- Ph.D., Materials Science and Engineering, University of California, Berkeley, 2018
- M.S., Materials Science and Engineering, University of California, Berkeley, 2016
- B.S., Materials Science and Engineering, Cornell University, 2013
- Professional Engineer Metallurgical, California, #2038
- Materials Research Society
- The Minerals, Metals & Materials Society
- Tau Beta Pi
Dr. Thurston specializes in characterization of engineering materials and their modes of failure, with a particular focus in the fatigue and fracture of traditional and exotic metallic alloys. She is experienced in the design and implementation of mechanical testing and post-testing analyses on a range of materials including metals, glasses, composites, and polymers.
Dr. Thurston has significant experience with a versatile array of fractographic and spectroscopic analysis techniques including scanning electron microscopy (SEM), fluorescence confocal microscopy, electron backscatter diffraction (EBSD), grazing incidence x-ray diffraction (GIXD), x-ray diffraction (XRD), and Fourier-transform infrared spectroscopy (FTIR).

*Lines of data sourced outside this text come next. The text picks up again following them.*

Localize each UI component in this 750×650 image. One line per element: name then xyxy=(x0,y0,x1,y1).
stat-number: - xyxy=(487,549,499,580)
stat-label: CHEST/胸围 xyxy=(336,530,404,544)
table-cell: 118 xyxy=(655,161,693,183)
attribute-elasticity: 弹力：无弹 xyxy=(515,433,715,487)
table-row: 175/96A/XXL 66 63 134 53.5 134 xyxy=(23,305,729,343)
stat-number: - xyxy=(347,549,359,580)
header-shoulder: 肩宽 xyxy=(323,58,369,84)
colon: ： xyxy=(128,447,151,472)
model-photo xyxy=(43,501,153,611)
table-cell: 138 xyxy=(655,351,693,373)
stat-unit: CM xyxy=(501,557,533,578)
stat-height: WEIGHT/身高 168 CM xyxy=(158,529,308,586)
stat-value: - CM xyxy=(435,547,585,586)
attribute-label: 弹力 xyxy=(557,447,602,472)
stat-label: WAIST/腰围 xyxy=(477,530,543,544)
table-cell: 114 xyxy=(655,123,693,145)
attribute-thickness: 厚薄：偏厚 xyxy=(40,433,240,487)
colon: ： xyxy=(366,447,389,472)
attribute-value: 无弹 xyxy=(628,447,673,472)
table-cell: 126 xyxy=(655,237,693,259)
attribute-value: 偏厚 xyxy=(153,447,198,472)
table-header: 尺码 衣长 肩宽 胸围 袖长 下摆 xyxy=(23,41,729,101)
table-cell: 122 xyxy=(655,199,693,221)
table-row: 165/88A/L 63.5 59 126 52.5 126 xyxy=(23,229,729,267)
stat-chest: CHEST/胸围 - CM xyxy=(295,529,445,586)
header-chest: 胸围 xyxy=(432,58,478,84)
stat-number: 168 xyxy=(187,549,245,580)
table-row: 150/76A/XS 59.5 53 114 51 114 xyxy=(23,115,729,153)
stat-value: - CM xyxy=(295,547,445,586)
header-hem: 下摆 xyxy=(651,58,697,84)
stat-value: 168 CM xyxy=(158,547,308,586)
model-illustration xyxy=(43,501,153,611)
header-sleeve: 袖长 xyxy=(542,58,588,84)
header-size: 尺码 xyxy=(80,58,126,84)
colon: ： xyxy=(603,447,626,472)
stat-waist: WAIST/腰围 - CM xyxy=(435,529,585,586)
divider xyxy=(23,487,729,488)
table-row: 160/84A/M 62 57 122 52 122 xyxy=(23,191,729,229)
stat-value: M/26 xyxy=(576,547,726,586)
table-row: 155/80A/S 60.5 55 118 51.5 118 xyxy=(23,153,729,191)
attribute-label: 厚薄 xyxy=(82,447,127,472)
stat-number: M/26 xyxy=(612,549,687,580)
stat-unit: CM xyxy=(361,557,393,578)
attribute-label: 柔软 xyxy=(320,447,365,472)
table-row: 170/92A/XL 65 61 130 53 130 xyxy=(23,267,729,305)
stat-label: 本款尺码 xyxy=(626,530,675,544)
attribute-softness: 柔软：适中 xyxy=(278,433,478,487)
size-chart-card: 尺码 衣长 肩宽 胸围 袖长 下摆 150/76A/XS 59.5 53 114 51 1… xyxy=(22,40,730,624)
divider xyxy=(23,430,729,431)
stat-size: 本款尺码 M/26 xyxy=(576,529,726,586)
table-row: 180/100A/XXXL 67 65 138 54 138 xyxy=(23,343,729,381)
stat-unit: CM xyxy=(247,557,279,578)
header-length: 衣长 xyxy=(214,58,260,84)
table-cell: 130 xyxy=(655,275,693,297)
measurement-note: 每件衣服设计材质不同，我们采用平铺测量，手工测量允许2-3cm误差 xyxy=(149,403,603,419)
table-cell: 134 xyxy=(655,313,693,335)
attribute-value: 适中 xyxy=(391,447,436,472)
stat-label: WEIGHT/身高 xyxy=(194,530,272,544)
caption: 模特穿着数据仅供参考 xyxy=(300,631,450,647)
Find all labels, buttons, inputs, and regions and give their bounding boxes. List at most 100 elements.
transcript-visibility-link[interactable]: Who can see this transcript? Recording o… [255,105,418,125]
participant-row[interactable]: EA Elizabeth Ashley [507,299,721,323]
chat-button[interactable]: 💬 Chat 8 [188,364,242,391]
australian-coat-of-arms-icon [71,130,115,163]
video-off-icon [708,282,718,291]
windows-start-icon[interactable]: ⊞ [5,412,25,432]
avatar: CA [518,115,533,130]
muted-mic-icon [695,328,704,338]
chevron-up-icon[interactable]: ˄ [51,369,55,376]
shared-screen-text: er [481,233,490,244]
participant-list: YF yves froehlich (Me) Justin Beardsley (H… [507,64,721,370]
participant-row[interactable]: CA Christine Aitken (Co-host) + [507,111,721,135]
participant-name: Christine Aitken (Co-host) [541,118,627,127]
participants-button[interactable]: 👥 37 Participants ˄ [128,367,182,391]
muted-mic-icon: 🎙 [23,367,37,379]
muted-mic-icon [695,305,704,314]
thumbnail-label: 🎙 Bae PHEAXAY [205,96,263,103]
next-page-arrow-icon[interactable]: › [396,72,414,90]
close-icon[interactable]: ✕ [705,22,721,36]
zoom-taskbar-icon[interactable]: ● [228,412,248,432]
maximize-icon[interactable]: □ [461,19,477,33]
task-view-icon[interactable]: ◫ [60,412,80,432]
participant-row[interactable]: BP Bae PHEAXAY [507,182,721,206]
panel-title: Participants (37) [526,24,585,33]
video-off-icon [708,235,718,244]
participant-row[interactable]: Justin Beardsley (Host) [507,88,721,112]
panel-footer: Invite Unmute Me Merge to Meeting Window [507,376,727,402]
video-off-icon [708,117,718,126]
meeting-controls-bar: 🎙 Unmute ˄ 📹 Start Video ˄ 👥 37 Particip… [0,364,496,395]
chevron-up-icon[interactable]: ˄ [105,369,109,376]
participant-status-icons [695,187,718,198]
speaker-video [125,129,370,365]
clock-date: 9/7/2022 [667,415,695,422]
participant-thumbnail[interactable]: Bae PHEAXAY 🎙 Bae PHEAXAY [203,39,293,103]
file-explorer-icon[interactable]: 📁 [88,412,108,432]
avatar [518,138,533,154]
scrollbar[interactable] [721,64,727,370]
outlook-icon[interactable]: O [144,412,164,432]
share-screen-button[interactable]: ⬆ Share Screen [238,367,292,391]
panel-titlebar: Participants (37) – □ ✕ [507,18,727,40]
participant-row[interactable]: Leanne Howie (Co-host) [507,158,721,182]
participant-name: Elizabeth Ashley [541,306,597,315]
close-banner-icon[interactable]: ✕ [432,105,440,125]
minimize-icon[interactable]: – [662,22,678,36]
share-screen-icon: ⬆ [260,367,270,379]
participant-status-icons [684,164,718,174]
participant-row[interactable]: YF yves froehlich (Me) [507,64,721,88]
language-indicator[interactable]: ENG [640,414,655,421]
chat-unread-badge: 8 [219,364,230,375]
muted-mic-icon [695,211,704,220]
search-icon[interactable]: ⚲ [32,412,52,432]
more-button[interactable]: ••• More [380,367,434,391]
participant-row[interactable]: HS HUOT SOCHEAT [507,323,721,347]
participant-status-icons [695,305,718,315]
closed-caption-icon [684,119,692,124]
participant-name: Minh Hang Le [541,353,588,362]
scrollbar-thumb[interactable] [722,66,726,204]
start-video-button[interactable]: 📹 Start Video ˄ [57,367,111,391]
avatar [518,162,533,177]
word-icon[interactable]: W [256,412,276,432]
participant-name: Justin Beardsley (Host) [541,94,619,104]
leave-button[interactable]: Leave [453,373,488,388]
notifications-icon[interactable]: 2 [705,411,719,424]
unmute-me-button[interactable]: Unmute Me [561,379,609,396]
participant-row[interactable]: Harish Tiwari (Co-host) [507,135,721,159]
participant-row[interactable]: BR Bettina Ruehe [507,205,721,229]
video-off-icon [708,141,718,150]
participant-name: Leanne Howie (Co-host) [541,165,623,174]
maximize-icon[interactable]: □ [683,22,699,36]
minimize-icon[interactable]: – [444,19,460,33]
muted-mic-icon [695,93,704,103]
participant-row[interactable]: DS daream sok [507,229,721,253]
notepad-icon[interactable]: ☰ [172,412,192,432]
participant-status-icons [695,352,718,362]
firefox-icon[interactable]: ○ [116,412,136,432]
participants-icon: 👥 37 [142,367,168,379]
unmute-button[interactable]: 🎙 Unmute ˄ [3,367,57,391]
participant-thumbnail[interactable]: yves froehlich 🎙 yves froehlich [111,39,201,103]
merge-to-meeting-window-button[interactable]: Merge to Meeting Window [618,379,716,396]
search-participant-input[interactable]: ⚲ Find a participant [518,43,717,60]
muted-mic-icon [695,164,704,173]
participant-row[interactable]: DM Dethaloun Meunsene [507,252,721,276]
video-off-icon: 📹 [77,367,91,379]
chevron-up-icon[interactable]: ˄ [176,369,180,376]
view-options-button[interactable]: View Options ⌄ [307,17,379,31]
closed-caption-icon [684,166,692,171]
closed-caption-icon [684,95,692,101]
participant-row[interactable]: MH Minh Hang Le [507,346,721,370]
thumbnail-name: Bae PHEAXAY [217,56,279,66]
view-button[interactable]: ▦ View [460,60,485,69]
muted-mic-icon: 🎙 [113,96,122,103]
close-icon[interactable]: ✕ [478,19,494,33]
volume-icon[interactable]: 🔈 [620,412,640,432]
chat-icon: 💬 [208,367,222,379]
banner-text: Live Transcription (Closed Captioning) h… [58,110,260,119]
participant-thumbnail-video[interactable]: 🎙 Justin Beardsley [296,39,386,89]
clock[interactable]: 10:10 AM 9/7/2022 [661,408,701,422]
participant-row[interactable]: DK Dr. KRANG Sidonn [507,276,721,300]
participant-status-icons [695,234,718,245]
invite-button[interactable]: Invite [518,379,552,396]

During her tenure as a graduate student researcher at the University of California, Berkeley and Lawrence Berkeley National Laboratory, Dr. Thurston studied the mechanical and microstructural properties of unusual metallic alloy systems such as bulk metallic glasses and 'high-entropy' alloys. She is well versed in the development and execution of mechanical testing procedures and has extensive practice working with servo-hydraulic load frames. Her thesis examined the temperature dependence of the crack-propagation behavior in the 'high-entropy' alloy CrMnFeCoNi under high-cycle fatigue with a focus on the impact of cryogenic conditions.